I shifted carefully, water sloshing as he helped maneuver me until I was straddling his legs, knees braced on either side of his hips. His hands stayed with me the whole time—steady, respectful—one settling at my lower back, the other cupping the nape of my neck.

Being face-to-face made it harder to hide. “He said I’m weak,” I whispered. “That falling for you proves it.”

Anthony’s eyes didn’t flinch. If anything, they softened—dark with something fierce and protective. “That’s not the true,” he said quietly. “That’s his grief curdled into cruelty.”

I shook my head, a bitter, broken motion. “He said he wishes it had been me when I jumped.” The words landed flat, stripped of tone by sheer exhaustion. “He said he wishes I’d died instead of her.”

Something inside me collapsed. My breath stuttered, then broke entirely as a sob tore out of me. Raw and uncontrolled. My hands fisted in his shoulders like I might fall apart if I didn’t hold on.

Anthony reacted instantly, pulling me closer until my forehead pressed into his, noses brushing. His hands splayed wide across my back, firm and grounding.

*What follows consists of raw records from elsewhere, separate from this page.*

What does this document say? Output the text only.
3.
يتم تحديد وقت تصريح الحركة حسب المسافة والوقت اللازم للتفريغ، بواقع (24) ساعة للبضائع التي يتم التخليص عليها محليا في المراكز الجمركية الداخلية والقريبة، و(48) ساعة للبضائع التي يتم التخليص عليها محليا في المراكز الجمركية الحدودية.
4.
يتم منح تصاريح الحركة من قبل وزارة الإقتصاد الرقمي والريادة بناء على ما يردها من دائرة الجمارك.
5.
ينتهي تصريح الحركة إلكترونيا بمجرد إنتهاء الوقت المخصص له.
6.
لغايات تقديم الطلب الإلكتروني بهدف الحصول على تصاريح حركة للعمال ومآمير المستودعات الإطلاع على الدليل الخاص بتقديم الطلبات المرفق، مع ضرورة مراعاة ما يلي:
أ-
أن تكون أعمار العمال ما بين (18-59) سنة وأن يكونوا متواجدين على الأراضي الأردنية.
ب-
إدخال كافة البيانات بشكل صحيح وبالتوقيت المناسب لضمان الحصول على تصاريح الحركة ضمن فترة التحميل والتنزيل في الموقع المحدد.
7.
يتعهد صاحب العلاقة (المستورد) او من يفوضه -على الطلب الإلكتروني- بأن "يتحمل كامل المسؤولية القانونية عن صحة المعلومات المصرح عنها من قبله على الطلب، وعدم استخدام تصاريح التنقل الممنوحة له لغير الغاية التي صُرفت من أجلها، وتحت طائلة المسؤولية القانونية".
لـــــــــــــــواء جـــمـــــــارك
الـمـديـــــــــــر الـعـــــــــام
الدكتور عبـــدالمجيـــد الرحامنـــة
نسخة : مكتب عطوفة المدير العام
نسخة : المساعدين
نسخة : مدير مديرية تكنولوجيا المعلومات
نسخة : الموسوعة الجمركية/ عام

“No,” he said, voice low and unyielding. “No. That is not something you get to put inside yourself.”

I cried hard then—open, shaking sobs that came from a place long before language. Anthony stayed with me through all of it, breathing slow and deep, letting my body borrow his rhythm until mine remembered how to function.

When the sobs finally ebbed into ragged breaths, he rested his forehead against mine.

“When he said that,” Anthony asked gently, “what did it make you feel in your body?”

I closed my eyes. “Small,” I admitted. “Like I was a child again. Like I didn’t deserve to take up space. Like if I just disappeared, everyone would finally be able to breathe.”

Anthony’s jaw tightened for a moment before easing. “That’s an old wound talking,” he said. “One he helped carve. Not a reflection of who you are.”

I let out a weak, hollow laugh. “Feels pretty real.”

“I know,” he said. “That’s why it hurts.”

He brushed his thumb along my spine, slow and grounding, until the tension in my shoulders eased a fraction.

“Can I suggest something?” he asked.

I nodded against his forehead.

“I think this might be a good time to call Nora,” he said carefully. “Not because you’re failing. Not because you’re too much. But because what he said tore open scars that were never allowed to heal.”

The idea made my chest tighten—not panic this time, but grief.

“I don’t want to be a burden,” I whispered.

Anthony pulled back just enough to look at me fully. “You are not a burden,” he said firmly. “You were neglected. There’s a difference.”

Something inside me settled, fragile but real. “Okay,” I whispered. “Tomorrow.”

He nodded. “We’ll do it together if you want.”

I leaned into him again, our foreheads touching, water cooling slowly around us. The storm hadn’t vanished. But it had stopped swallowing me whole. And I was still here. Still held.

CHAPTER 24

ANTHONY

The water had gone lukewarm by the time I reached for the drain. I noticed because Elliot hadn’t.